La guerra es una industria que el hombre inventó para desposeer a otros hombres de tierras o bienes. El botín de guerra fue raíz y sustento de muchas fortunas desde la Edad Media. En el siglo pasado descubrimos que, además, era un motor importante de la industria en general. Desde luego que una guerra consume en demasía armamento y municiones, que de por sí en su manufactura dan trabajo a muchos hombres. Sin embargo, la guerra genera otras necesidades de abastecimiento, desde los uniformes, zapatos hasta catres y tiendas de campaña para que los soldados duerman o vehículos en los que se transporten.
De manera singular, la Segunda Guerra Mundial incidió en estos fenómenos transformadores. Con los hombres enlistados en las fuerzas armadas y el incremento de la producción de las fábricas en sus países, las mujeres tuvieron que integrarse a la fuerza de trabajo, dejando de lado las labores domésticas. Una de las consecuencias directas más notables fue la liberación femenina, que tuvo impacto no solamente en su vestido y presentación, sino en sus hábitos y su moral.
Las guerras actuales ya no son lo mismo, aunque sigan generando empleos y provocando consumos mayores de todo tipo. Especialmente los energéticos, que son los que mueven todo, desde electricidad hasta abarrotes. Con la economía finalmente globalizada, sus efectos son ineludibles. No importa lo que el presidente López nos diga en las mañaneras: la guerra de Ucrania nos está afectando ya a los mexicanos.

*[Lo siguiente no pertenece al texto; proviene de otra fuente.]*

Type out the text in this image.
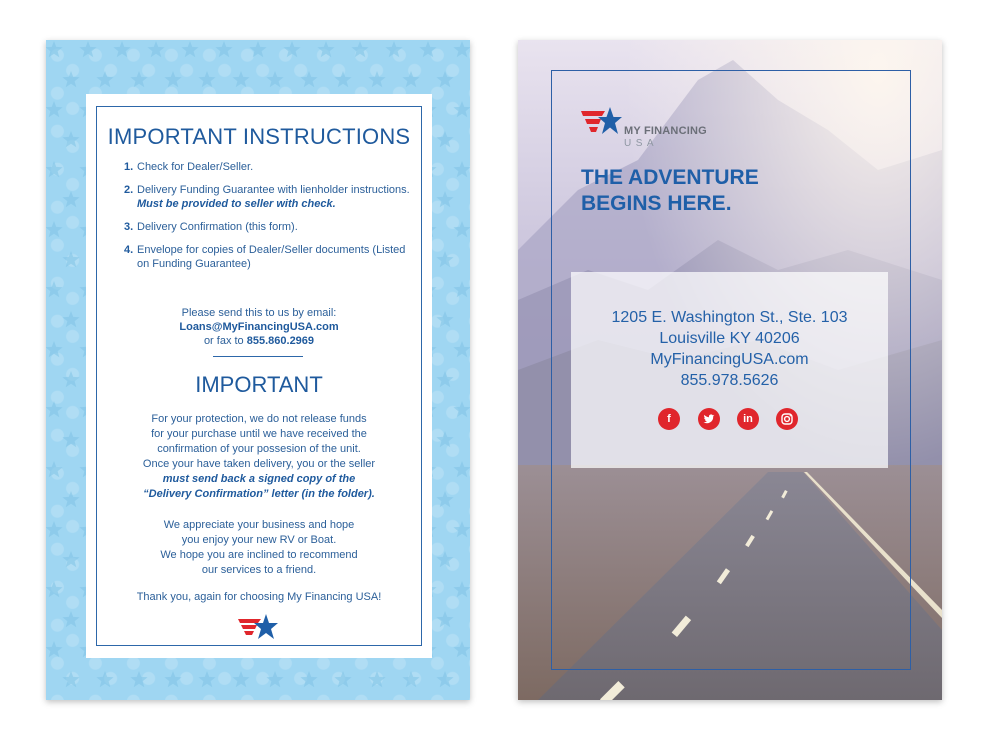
IMPORTANT INSTRUCTIONS
1. Check for Dealer/Seller.
2. Delivery Funding Guarantee with lienholder instructions. Must be provided to seller with check.
3. Delivery Confirmation (this form).
4. Envelope for copies of Dealer/Seller documents (Listed on Funding Guarantee)
Please send this to us by email:
Loans@MyFinancingUSA.com
or fax to 855.860.2969
IMPORTANT
For your protection, we do not release funds
for your purchase until we have received the
confirmation of your possesion of the unit.
Once your have taken delivery, you or the seller
must send back a signed copy of the
“Delivery Confirmation” letter (in the folder).
We appreciate your business and hope
you enjoy your new RV or Boat.
We hope you are inclined to recommend
our services to a friend.
Thank you, again for choosing My Financing USA!
MY FINANCING
USA
THE ADVENTURE
BEGINS HERE.
1205 E. Washington St., Ste. 103
Louisville KY 40206
MyFinancingUSA.com
855.978.5626
f	in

De una manera artificial y costosa, el gobierno de México tiene que meter todos los días las manos a sus bolsillos cada vez con menos dinero para subsidiar el precio de las gasolinas para que su natural incremento no se refleje en el ánimo de los consumidores. No le perdonaríamos al presidente López que abiertamente traicionara una de sus promesas de campaña y de gobierno: la gasolina no va a subir. Desde luego que en estos tres años de cuarta simulación la gasolina ha subido, pero poco a poquito. En los Estados Unidos, el precio promedio nacional del galón de gasolina pasó de dos dólares a casi seis.

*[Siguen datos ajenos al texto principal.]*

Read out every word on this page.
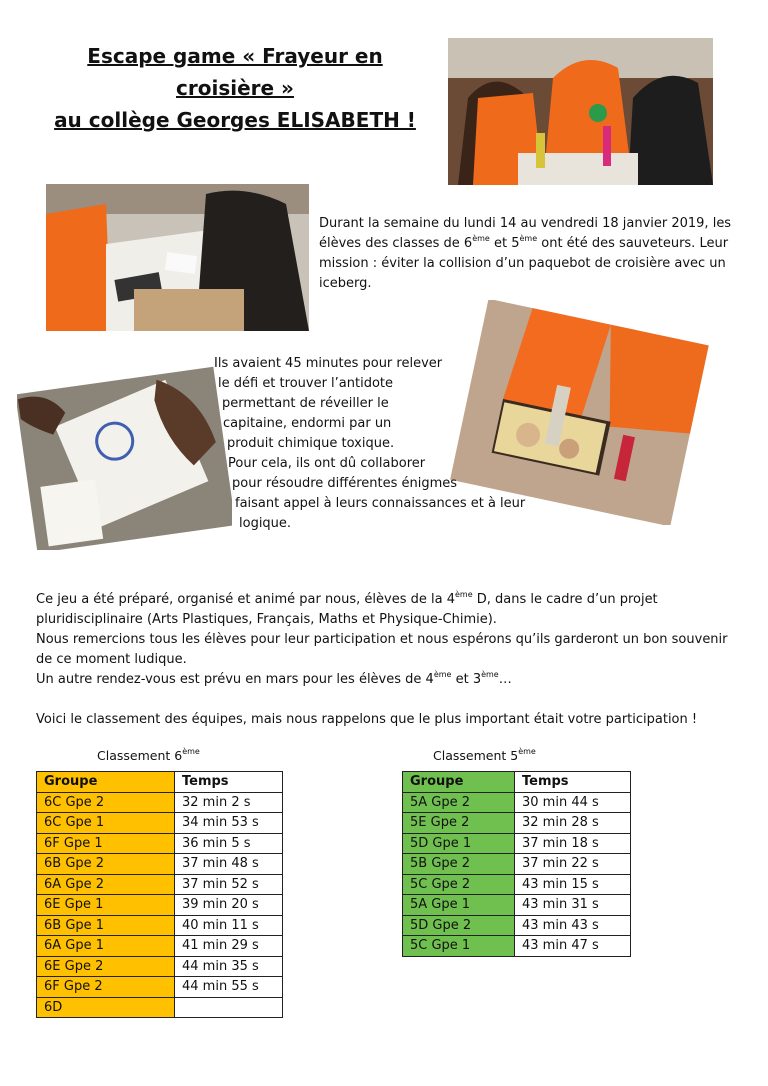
Escape game « Frayeur en
croisière »
au collège Georges ELISABETH !
Durant la semaine du lundi 14 au vendredi 18 janvier 2019, les élèves des classes de 6ème et 5ème ont été des sauveteurs. Leur mission : éviter la collision d’un paquebot de croisière avec un iceberg.
Ils avaient 45 minutes pour relever
le défi et trouver l’antidote
permettant de réveiller le
capitaine, endormi par un
produit chimique toxique.
Pour cela, ils ont dû collaborer
pour résoudre différentes énigmes
faisant appel à leurs connaissances et à leur
logique.

Ce jeu a été préparé, organisé et animé par nous, élèves de la 4ème D, dans le cadre d’un projet pluridisciplinaire (Arts Plastiques, Français, Maths et Physique-Chimie).

Nous remercions tous les élèves pour leur participation et nous espérons qu’ils garderont un bon souvenir de ce moment ludique.

Un autre rendez-vous est prévu en mars pour les élèves de 4ème et 3ème…

Voici le classement des équipes, mais nous rappelons que le plus important était votre participation !

Classement 6ème	Classement 5ème
Groupe	Temps
6C Gpe 2	32 min 2 s
6C Gpe 1	34 min 53 s
6F Gpe 1	36 min 5 s
6B Gpe 2	37 min 48 s
6A Gpe 2	37 min 52 s
6E Gpe 1	39 min 20 s
6B Gpe 1	40 min 11 s
6A Gpe 1	41 min 29 s
6E Gpe 2	44 min 35 s
6F Gpe 2	44 min 55 s
6D	
Groupe	Temps
5A Gpe 2	30 min 44 s
5E Gpe 2	32 min 28 s
5D Gpe 1	37 min 18 s
5B Gpe 2	37 min 22 s
5C Gpe 2	43 min 15 s
5A Gpe 1	43 min 31 s
5D Gpe 2	43 min 43 s
5C Gpe 1	43 min 47 s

La gasolina que quemamos diariamente los mexicanos se compra en dólares a los Estados Unidos.
Sí, claro, en principio el precio del petróleo crudo se ha disparado, y aunque la calidad de nuestro aceite de exportación es pésima, ese incremento en el precio del barril beneficia a nuestra hacienda. Sin embargo, las ganancias no alcanzan para pagar un litro de gasolina que, viendo la realidad, debiera costar más de 35 pesos el día de hoy.

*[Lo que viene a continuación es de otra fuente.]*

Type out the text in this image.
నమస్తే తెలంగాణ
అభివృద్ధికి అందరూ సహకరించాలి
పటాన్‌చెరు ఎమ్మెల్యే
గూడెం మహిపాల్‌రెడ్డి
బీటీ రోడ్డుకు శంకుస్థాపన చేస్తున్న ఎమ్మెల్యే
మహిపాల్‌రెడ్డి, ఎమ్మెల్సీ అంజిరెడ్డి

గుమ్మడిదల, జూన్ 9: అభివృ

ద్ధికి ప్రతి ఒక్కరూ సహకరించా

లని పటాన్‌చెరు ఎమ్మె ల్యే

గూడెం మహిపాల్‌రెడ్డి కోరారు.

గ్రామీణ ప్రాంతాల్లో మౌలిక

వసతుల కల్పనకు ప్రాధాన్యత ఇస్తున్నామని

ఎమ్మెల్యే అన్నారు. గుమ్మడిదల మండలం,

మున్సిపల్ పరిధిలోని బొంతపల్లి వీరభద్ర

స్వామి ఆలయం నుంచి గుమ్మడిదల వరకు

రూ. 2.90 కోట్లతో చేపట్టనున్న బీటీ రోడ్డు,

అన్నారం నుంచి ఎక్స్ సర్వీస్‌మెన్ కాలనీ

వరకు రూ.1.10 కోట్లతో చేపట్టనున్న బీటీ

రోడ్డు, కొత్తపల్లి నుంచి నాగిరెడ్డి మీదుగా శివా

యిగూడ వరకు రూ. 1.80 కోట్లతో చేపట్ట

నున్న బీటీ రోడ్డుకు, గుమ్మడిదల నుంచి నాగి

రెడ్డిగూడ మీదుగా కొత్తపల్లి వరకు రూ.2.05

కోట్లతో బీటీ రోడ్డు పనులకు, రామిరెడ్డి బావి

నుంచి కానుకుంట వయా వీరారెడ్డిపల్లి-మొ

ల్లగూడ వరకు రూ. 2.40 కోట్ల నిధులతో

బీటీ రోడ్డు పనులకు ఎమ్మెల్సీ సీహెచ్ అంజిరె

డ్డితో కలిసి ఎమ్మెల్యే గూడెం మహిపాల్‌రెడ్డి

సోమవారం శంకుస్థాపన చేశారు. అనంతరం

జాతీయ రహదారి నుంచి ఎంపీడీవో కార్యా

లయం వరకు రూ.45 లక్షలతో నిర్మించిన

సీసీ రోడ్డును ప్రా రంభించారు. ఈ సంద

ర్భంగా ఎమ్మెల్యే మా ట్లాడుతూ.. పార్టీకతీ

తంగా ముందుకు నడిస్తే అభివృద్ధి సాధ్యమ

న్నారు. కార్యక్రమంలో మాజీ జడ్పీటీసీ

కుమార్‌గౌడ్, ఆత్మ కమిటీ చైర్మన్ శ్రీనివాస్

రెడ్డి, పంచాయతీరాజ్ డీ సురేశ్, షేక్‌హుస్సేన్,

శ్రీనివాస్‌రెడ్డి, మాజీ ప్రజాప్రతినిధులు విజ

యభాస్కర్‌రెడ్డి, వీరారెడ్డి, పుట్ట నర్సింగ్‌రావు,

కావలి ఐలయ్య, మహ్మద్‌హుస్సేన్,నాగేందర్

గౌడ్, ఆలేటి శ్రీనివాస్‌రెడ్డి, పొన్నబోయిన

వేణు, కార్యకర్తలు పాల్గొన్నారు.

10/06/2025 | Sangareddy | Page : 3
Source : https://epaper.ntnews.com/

La gasolina no se come, es cierto. Pero todo lo que ingerimos, calzamos, vestimos o usamos para entretenimiento consume gasolina para transportarse o producirse. Y las reservas del erario mexicano no son infinitas. Los primeros perjudicados serán, inevitablemente, los beneficiarios de los programas de bienestar social: ninis que ni estudian ni trabajan, agricultores que no siembran pero sí talan árboles, y adultos mayores pensionados.
Y si no, ya veremos. Acabaremos entrando en la guerra, al querer o no.
PREGUNTA PARA LA MAÑANERA (porque no me dejan entrar sin tapabocas): con todo respeto, señor presidente, ¿usted se creyó el cuento de que nadie murió en la madriza del estadio de Querétaro? Yo no.